In early 1970, the partially logged area, its northern property line running along the international boundary with Canada, as well as prime Coaticook River frontage on the east, was purchased sight-unseen from a 'Strout Realty' mail-order land catalog for $38,000. Criteria included finding as large a property as cheaply as possible, with the remoteness considered a plus (fewer neighbors to bother). It was an unlikely, snow-bound, out of the way location, with little else drawing most folks to that sparsely populated corner of Vermont's Northeast Kingdom, the population of all of Essex County less than 5000 residents at that time.

Unlike the original People's Park in Berkeley, which is owned by the University of California, the underlying principle was that the Vermont trust land would be legally open to anyone who wished to visit, camp, or homestead upon it, rent-free for as long as one desired. The land purchase originally included a separate 1 acre parcel nearer town upon which an A-frame was erected as a sort of welcoming center, access at that time was via a shared gravel driveway and through farm fields to the actual land holdings. Locally it became known as 'the last left turn(s) in America', requiring a series of unmarked left turns starting less than 20 ft south of the US Customs station. Many uninformed visitors often missed the left turn, and suddenly found themselves entering Canada by mistake. In 1974, the shared access was traded for construction of a new, private road leading directly west from State Route 114. The land swap negotiated between the trust and neighboring farmers included construction of a concrete bridge crossing the Coaticook River at the southern edge of the land near Number Six Brook, that access is now known locally as Black Turn Brook Rd.

==Living conditions==

Living conditions were primitive, particularly in the early years when few permanent structures existed suitable for surviving the harsh winter environment. No utilities such as power, water or telephone ran to the land; heating and cooking was by wood, kerosene or bottled propane, and lighting by candles or kerosene lantern. Drinking and bathing water was drawn from Black Turn Brook, or directly from the Coaticook River. Winter access was particularly challenging; once off the plowed state highway, the unmaintained dirt logging trails were frequently blocked by heavy, drifting snowfall accumulations, adding a half-mile hike in from the highway, with snowshoes, toboggans and cross-country skis much-desired items.

Despite the harsh environment, many people thrived both in the isolation and in their newfound ability to "disconnect" from the noise and distractions of mainstream society, with a number of winter-livable structures added as more people moved in over time. In the period of 1973–75, there were perhaps 25 year-round residents living in dispersed cabins, A-frames, canvas teepees, old school buses, geodesic domes, a 1950s vintage travel trailer, as well as an impressive 8-sided log cabin constructed by one family over the course of several years. Additional living and auxiliary structures were constructed throughout the 1980s.

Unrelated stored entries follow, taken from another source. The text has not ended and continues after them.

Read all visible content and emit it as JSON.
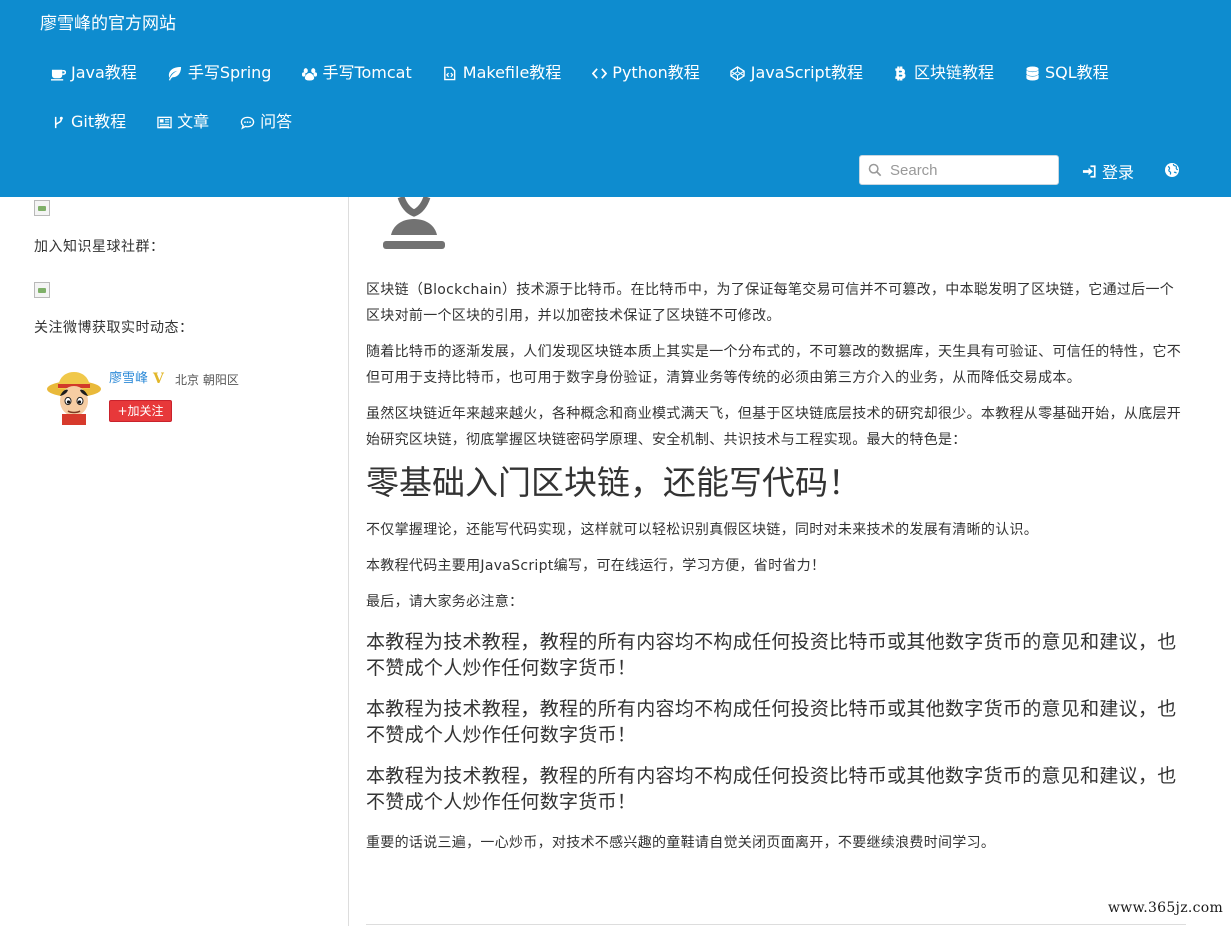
{
  "site": {
    "title": "廖雪峰的官方网站"
  },
  "nav": {
    "row1": [
      {
        "label": "Java教程",
        "icon": "coffee-icon"
      },
      {
        "label": "手写Spring",
        "icon": "leaf-icon"
      },
      {
        "label": "手写Tomcat",
        "icon": "paw-icon"
      },
      {
        "label": "Makefile教程",
        "icon": "file-code-icon"
      },
      {
        "label": "Python教程",
        "icon": "code-icon"
      },
      {
        "label": "JavaScript教程",
        "icon": "codepen-icon"
      },
      {
        "label": "区块链教程",
        "icon": "bitcoin-icon"
      },
      {
        "label": "SQL教程",
        "icon": "database-icon"
      }
    ],
    "row2": [
      {
        "label": "Git教程",
        "icon": "git-branch-icon"
      },
      {
        "label": "文章",
        "icon": "newspaper-icon"
      },
      {
        "label": "问答",
        "icon": "chat-icon"
      }
    ]
  },
  "search": {
    "placeholder": "Search",
    "icon": "search-icon"
  },
  "login": {
    "label": "登录",
    "icon": "sign-in-icon"
  },
  "globe": {
    "icon": "globe-icon"
  },
  "sidebar": {
    "zsxq_text": "加入知识星球社群：",
    "weibo_text": "关注微博获取实时动态：",
    "weibo": {
      "name": "廖雪峰",
      "badge": "V",
      "location": "北京 朝阳区",
      "follow_label": "+加关注"
    }
  },
  "article": {
    "p1": "区块链（Blockchain）技术源于比特币。在比特币中，为了保证每笔交易可信并不可篡改，中本聪发明了区块链，它通过后一个区块对前一个区块的引用，并以加密技术保证了区块链不可修改。",
    "p2": "随着比特币的逐渐发展，人们发现区块链本质上其实是一个分布式的，不可篡改的数据库，天生具有可验证、可信任的特性，它不但可用于支持比特币，也可用于数字身份验证，清算业务等传统的必须由第三方介入的业务，从而降低交易成本。",
    "p3": "虽然区块链近年来越来越火，各种概念和商业模式满天飞，但基于区块链底层技术的研究却很少。本教程从零基础开始，从底层开始研究区块链，彻底掌握区块链密码学原理、安全机制、共识技术与工程实现。最大的特色是：",
    "headline": "零基础入门区块链，还能写代码！",
    "p4": "不仅掌握理论，还能写代码实现，这样就可以轻松识别真假区块链，同时对未来技术的发展有清晰的认识。",
    "p5": "本教程代码主要用JavaScript编写，可在线运行，学习方便，省时省力！",
    "p6": "最后，请大家务必注意：",
    "warnings": [
      "本教程为技术教程，教程的所有内容均不构成任何投资比特币或其他数字货币的意见和建议，也不赞成个人炒作任何数字货币！",
      "本教程为技术教程，教程的所有内容均不构成任何投资比特币或其他数字货币的意见和建议，也不赞成个人炒作任何数字货币！",
      "本教程为技术教程，教程的所有内容均不构成任何投资比特币或其他数字货币的意见和建议，也不赞成个人炒作任何数字货币！"
    ],
    "p7": "重要的话说三遍，一心炒币，对技术不感兴趣的童鞋请自觉关闭页面离开，不要继续浪费时间学习。"
  },
  "watermark": {
    "text": "www.365jz.com"
  },
  "colors": {
    "header_bg": "#0e8ccf",
    "link": "#2e8bd8",
    "follow_button": "#e7383a",
    "body_text": "#333333"
  }
}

Warmer months traditionally saw increased visitors, such as summer solstice and fall equinox gatherings, or other word-of-mouth events. The remote location with thickly forested lands included several secluded beaver ponds, along with access to the Coaticook River, providing an idealistic, counter-culture gathering mecca during the short months of summer. Benefit concerts and gatherings took place at the property in an effort to help pay for the property taxes and mortgage payments.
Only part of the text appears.